1. Field of the Invention
The invention is related to the production method of group III-nitride wafers using the ammonothermal method combined with cutting and processing of an ingot to improve the crystal quality from an initial group III-nitride seed.
2. Description of the Existing Technology
(Note: This patent application refers to several publications and patents as indicated with numbers within brackets, e.g., [x]. A list of these publications and patents can be found in the section entitled “References.”)
Gallium nitride (GaN) and its related group III alloys are the key material for various opto-electronic and electronic devices such as light emitting diodes (LEDs), laser diodes (LDs), microwave power transistors, and solar-blind photo detectors. Currently LEDs are widely used in cell phones, indicators, displays, and LDs are used in data storage disc drives. However, the majority of these devices are grown epitaxially on heterogeneous substrates, such as sapphire and silicon carbide. The heteroepitaxial growth of group III-nitride causes highly defected or even cracked films, which hinders the realization of high-end optical and electronic devices, such as high-brightness LEDs for general lighting or high-power microwave transistors.
Most of the problems inherent in heteroepitaxial growth could be avoided by instead using homoepitaxial growth with single crystalline group III-nitride wafers sliced from bulk group III-nitride crystal ingots for homoepitaxy. For the majority of devices, single crystalline GaN wafers are favored because it is relatively easy to control the conductivity of the wafer and GaN wafers will provide the smallest lattice/thermal mismatch with device layers. Currently, however, the GaN wafers needed for homogeneous growth are extremely expensive compared to heteroeptiaxial substrates. This is because it has been difficult to grow group III-nitride crystal ingots due to their high melting point and high nitrogen vapor pressure at high temperature. Growth methods using molten Ga, such as high-pressure high-temperature synthesis [1,2] and sodium flux [3,4], have been proposed to grow GaN crystals. Nevertheless the crystal shape grown using molten Ga is a thin platelet because molten Ga has low solubility of nitrogen and a low diffusion coefficient of nitrogen.
An ammonothermal method, which is a solution growth method using high-pressure ammonia as a solvent, has been used to achieve successful growth of real bulk GaN ingots [5]. Ammonothermal growth has the potential for growing large GaN crystal ingots because high-pressure ammonia has advantages as a fluid medium including high solubility of source materials, such as GaN polycrystals or metallic Ga, and high transport speed of dissolved precursors.
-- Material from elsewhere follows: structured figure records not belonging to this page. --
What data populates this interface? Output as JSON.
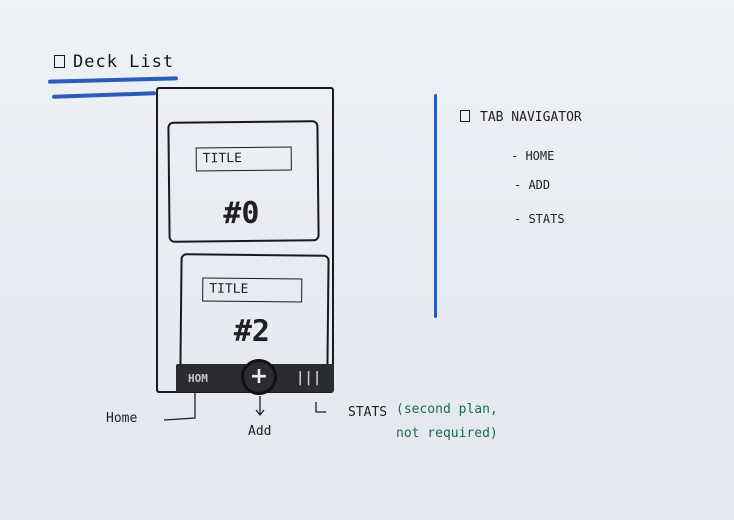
{
  "heading": {
    "text": "Deck List"
  },
  "phone": {
    "cards": [
      {
        "title": "TITLE",
        "number": "#0"
      },
      {
        "title": "TITLE",
        "number": "#2"
      }
    ],
    "tabbar": {
      "home_label": "HOM",
      "add_label": "+",
      "stats_label": "|||"
    }
  },
  "annotations": {
    "home": "Home",
    "add": "Add",
    "stats": "STATS",
    "note": "(second plan, not required)"
  },
  "tab_navigator": {
    "title": "TAB NAVIGATOR",
    "items": [
      "- HOME",
      "- ADD",
      "- STATS"
    ]
  },
  "colors": {
    "ink": "#1f1f24",
    "blue_marker": "#2a5db8",
    "green_ink": "#1c6b4c"
  }
}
Currently, state-of-the-art ammonothermal method [6-8] relies on seed crystals to produce large ingots. A lack of large seed crystals free of strains and defects limits the growth of high quality bulk GaN ingots with a diameter of 3″ or greater. Several potential seeds produced by different methods exist; however the seeds tend to be either small or defective. For instance, 2″ free standing GaN wafers have been produced by the Hydride Vapor Phase Epitaxy (HVPE) on sapphire or SiC substrates. Due to the large lattice mismatch between GaN and the sapphire or SiC substrates, the resulting GaN growth is bowed, strained and has a large defect density. Continued growth on a free standing seed produced by HVPE typically produces defective growth. In contrast, GaN crystals produced by the high pressure synthesis or sodium flux method tend to have high quality but limited size and availability. A method to improve defective seed crystals would improve the feasibility of producing large ingots suitable for use as substrates for devices.